The international exhibition at last year’s Venice Biennale, The Encyclopedic Palace, touched on this very problem, “the impossible desire of knowing and seeing everything” in the digital information age. While containing work by several archival artists the exhibition was not itself an archive, more of a mammoth walk-in cabinet of curiosities selected by its curator Massimiliano Gioni. It attracted record numbers and, for the first time, bigger crowds in its final weeks than at the preview. “After the opening five days of the exhibition, the yachts all departed and the following six months were characterized by the presence of the backpack crowd,” announced the Biennale president Paolo Baratta in the closing press release.

Interesting, the wily old doge with his finger on the art world pulse publicly disassociating the Biennale from the superyachties and turning for validation to the backpack crowd, like an Aussie publican. Bashing the rich art crowd is the coming trend, to judge by coverage of last year’s Frieze Art Fair in The Guardian, previously fawning but now dismissing the event as “an elitist shopping mall”. Art defined by its price tag – “just a big lump of money on the wall”, as Perry described it – is losing its allure. It’s got the thumbs-down from the backpackers, who are buzzing like bees around exhibitions on the popular encyclopedic model also adopted by the Hayward touring show Curiosity: Art & the Pleasures of Knowing at Newlyn Art Gallery and Discoveries: Art, Science & Exploration from the University of Cambridge Museums at Two Temple Place, both opening in January.

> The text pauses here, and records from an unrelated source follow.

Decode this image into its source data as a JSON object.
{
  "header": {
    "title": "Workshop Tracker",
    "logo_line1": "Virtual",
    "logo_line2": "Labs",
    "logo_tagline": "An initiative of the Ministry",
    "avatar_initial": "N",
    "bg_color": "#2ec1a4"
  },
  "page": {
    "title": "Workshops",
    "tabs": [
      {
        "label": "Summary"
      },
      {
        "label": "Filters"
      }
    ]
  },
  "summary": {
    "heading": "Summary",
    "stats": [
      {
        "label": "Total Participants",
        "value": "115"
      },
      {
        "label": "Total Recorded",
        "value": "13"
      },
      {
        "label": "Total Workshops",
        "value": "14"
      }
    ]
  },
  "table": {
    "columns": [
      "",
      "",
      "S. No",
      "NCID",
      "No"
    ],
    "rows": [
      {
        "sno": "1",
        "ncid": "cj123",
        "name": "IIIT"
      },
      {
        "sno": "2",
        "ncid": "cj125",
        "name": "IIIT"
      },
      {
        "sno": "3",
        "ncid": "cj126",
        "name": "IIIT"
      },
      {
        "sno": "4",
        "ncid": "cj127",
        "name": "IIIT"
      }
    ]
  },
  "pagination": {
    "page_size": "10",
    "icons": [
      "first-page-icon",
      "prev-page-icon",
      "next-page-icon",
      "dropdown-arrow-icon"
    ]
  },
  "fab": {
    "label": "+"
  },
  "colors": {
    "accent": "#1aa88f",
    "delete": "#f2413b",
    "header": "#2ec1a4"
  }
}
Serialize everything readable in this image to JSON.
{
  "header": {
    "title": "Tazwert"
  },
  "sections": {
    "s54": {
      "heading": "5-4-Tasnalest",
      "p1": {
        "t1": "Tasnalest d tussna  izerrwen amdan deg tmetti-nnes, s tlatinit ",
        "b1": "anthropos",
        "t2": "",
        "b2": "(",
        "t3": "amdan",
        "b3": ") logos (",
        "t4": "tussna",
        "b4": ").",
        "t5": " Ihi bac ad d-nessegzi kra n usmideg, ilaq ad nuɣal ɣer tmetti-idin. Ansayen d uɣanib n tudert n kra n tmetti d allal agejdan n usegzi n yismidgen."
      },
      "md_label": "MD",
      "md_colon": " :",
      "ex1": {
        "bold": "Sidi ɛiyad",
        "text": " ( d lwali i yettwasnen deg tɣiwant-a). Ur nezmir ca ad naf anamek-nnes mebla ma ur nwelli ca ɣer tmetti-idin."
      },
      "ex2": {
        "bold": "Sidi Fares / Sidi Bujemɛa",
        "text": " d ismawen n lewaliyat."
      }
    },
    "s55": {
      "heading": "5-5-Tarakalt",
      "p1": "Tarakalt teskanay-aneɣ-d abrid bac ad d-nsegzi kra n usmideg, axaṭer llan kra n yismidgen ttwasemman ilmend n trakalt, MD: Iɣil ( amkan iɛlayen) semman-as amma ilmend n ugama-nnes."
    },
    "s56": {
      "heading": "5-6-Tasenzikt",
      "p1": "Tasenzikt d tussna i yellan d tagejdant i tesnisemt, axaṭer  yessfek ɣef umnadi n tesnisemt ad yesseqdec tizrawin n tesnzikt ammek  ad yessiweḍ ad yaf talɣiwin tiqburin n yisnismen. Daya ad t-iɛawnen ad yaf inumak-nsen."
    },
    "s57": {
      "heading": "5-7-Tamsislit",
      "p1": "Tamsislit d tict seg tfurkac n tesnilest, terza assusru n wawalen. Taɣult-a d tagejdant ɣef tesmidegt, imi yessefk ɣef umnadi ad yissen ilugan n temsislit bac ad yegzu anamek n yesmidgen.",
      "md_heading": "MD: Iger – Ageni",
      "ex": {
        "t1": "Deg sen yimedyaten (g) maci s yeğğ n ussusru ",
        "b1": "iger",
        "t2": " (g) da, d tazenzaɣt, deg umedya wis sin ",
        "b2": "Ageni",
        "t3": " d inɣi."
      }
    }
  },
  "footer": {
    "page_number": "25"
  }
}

The wunderkammer is the new white cube. You don’t have to be an insider to enjoy these shows, you needn’t worry about whether it’s art or you’re being suckered, because it’s not so much about the art as the pleasure of knowledge administered in tasty bite-sized chunks. We live in interesting times. The continental drift between rich and poor is splitting the art world, leaving the private collectors of wall-mounted money on one side and the exhibition-going public on the other. The aspirational classes have lost interest in wall-mounted money since they gave up aspiring and switched off. The ‘handbag and hipster test’ of fashionable art proposed by Grayson Perry is being replaced by the backpack test, and the vulgar taste of the one percenters by the wisdom of crowds.

It’s funny to think that just 10 years ago the other ICA – the International Council of Archives – felt the need to launch an Archive Awareness Campaign. It had little impact on the Tate and the V&A, both since accused of dumping picture archives – the Tate’s saved from the skip by the Mellon Centre, the V&A’s ending in an industrial shredder. A thematic archive “wasn’t a method of classification that was really necessary any longer,” said the V&A. Tell that to the archival artist and cabinet curator.

Pluralism is a problem, as Perry pointed out, but here’s a suggestion. Why doesn’t everyone move up a place? The archival artist can occupy the seat of the museum curator, the museum curator can replace the museum director, and the museum director can shuffle off and become head of an Oxbridge college. That should leave a seat empty for an artist with a pad and pencil to perch on, noticing things – particular things – and jotting them down.